The issues like pulling the exiled community out of the morass of dilemma over their future and the future of their coming generations, or their right to contribute as conscientious citizens to the solidarity and integrity of the nation or providing them with the opportunity of strengthening the sense of belonging and improving and displaying their intrinsic aptitude for growth and expansion, as of today remain relegated to the backyard of Kashmir politics. We know these are our issues and not the issues of the Government of India. Nevertheless our contribution to national integrity and solidarity maybe an issue for the Government of India.
We understand why the union government is loath to stir the silent embers. We understand the compulsions of union governments and we cannot but reconcile to our fate.
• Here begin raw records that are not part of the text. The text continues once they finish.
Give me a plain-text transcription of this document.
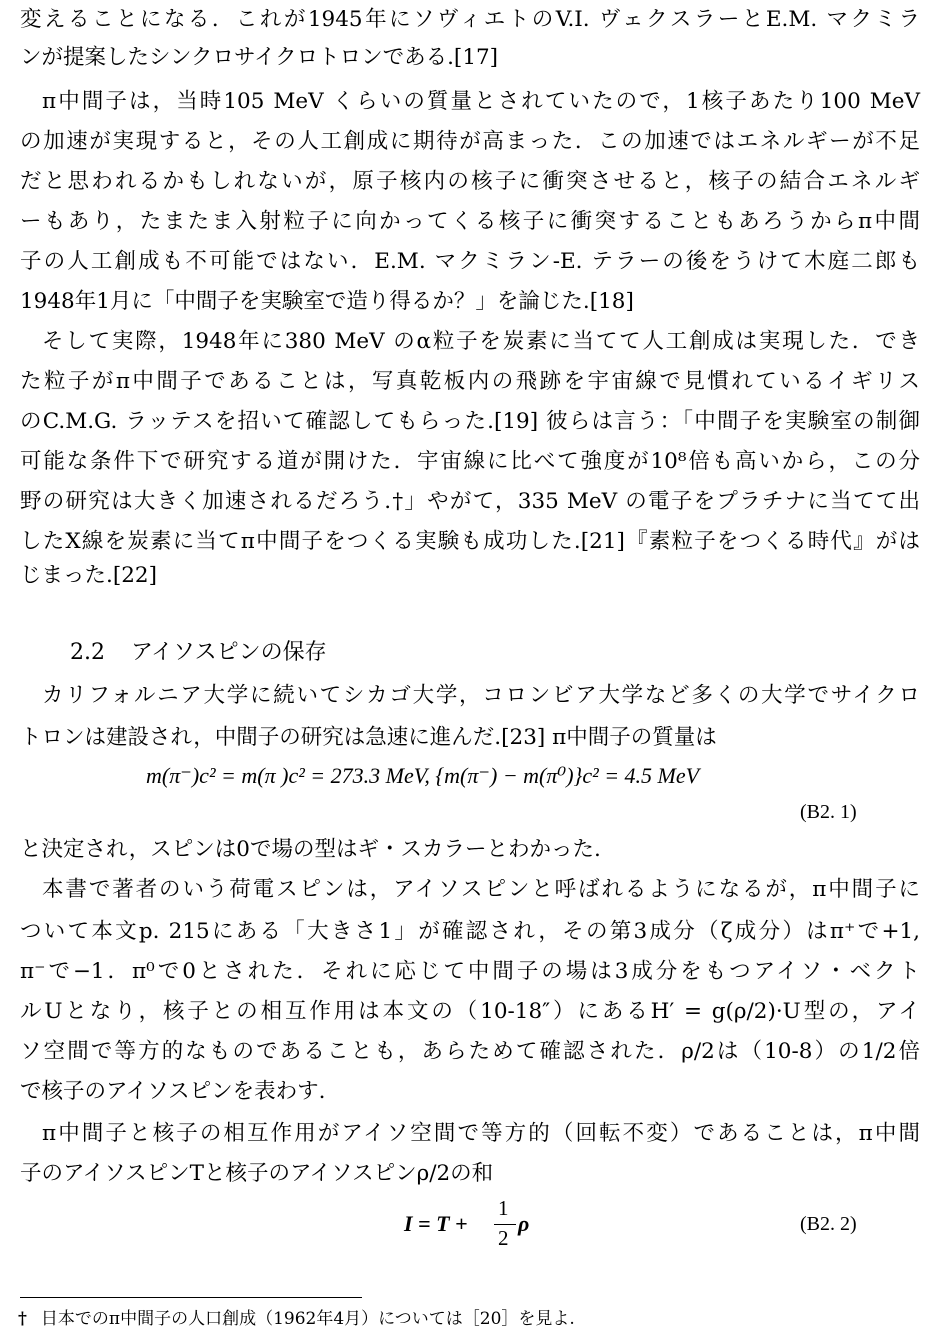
変えることになる．これが1945年にソヴィエトのV.I. ヴェクスラーとE.M. マクミラ
ンが提案したシンクロサイクロトロンである.[17]
π中間子は，当時105 MeV くらいの質量とされていたので，1核子あたり100 MeV
の加速が実現すると，その人工創成に期待が高まった．この加速ではエネルギーが不足
だと思われるかもしれないが，原子核内の核子に衝突させると，核子の結合エネルギ
ーもあり，たまたま入射粒子に向かってくる核子に衝突することもあろうからπ中間
子の人工創成も不可能ではない．E.M. マクミラン‐E. テラーの後をうけて木庭二郎も
1948年1月に「中間子を実験室で造り得るか？」を論じた.[18]
そして実際，1948年に380 MeV のα粒子を炭素に当てて人工創成は実現した．でき
た粒子がπ中間子であることは，写真乾板内の飛跡を宇宙線で見慣れているイギリス
のC.M.G. ラッテスを招いて確認してもらった.[19] 彼らは言う：「中間子を実験室の制御
可能な条件下で研究する道が開けた．宇宙線に比べて強度が10⁸倍も高いから，この分
野の研究は大きく加速されるだろう.†」やがて，335 MeV の電子をプラチナに当てて出
したX線を炭素に当てπ中間子をつくる実験も成功した.[21]『素粒子をつくる時代』がは
じまった.[22]
2.2 アイソスピンの保存
カリフォルニア大学に続いてシカゴ大学，コロンビア大学など多くの大学でサイクロ
トロンは建設され，中間子の研究は急速に進んだ.[23] π中間子の質量は
m(π⁻)c² = m(π )c² = 273.3 MeV, {m(π⁻) − m(π⁰)}c² = 4.5 MeV
(B2. 1)
と決定され，スピンは0で場の型はギ・スカラーとわかった.
本書で著者のいう荷電スピンは，アイソスピンと呼ばれるようになるが，π中間子に
ついて本文p. 215にある「大きさ1」が確認され，その第3成分（ζ成分）はπ⁺で+1,
π⁻で−1．π⁰で0とされた．それに応じて中間子の場は3成分をもつアイソ・ベクト
ルUとなり，核子との相互作用は本文の（10-18″）にあるH′ = g(ρ/2)·U型の，アイ
ソ空間で等方的なものであることも，あらためて確認された．ρ/2は（10-8）の1/2倍
で核子のアイソスピンを表わす.
π中間子と核子の相互作用がアイソ空間で等方的（回転不変）であることは，π中間
子のアイソスピンTと核子のアイソスピンρ/2の和
I = T +
1
2
ρ	(B2. 2)
† 日本でのπ中間子の人口創成（1962年4月）については［20］を見よ.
We have learnt during the past one thousand years how to light our path with our sweat and blood. In a new phase of our history, we have to learn that the land where we place our feet has to be the motherland of our coming generations.
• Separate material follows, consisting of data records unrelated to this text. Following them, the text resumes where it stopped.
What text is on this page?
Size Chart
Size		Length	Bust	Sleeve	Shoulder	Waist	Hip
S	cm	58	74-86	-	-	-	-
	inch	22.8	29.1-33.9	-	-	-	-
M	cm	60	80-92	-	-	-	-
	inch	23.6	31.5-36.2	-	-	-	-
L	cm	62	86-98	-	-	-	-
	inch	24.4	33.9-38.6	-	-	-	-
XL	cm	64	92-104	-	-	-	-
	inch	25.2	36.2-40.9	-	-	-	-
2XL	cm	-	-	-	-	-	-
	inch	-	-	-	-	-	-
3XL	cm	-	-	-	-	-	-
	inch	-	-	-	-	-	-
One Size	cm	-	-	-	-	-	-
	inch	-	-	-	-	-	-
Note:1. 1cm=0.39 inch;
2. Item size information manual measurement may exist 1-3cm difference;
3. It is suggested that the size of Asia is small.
We are thankful to the LG, who understood that political rhetoric has lost its sheen with the displaced persons from Kashmir, and as such, he rightly kept himself away from such indulgences as are the domain of claptrap politics. We must be thankful to the late Jagmohan who was penalized for understanding our pain and refusing to castigate us. We are thankful to the late Bala Sahib Thackeray, who understood our pain and thought of a remedy. If Narendra Modi did not understand our pain in 2014 or 2019, we hope against hope that at least he may understand it in 2024.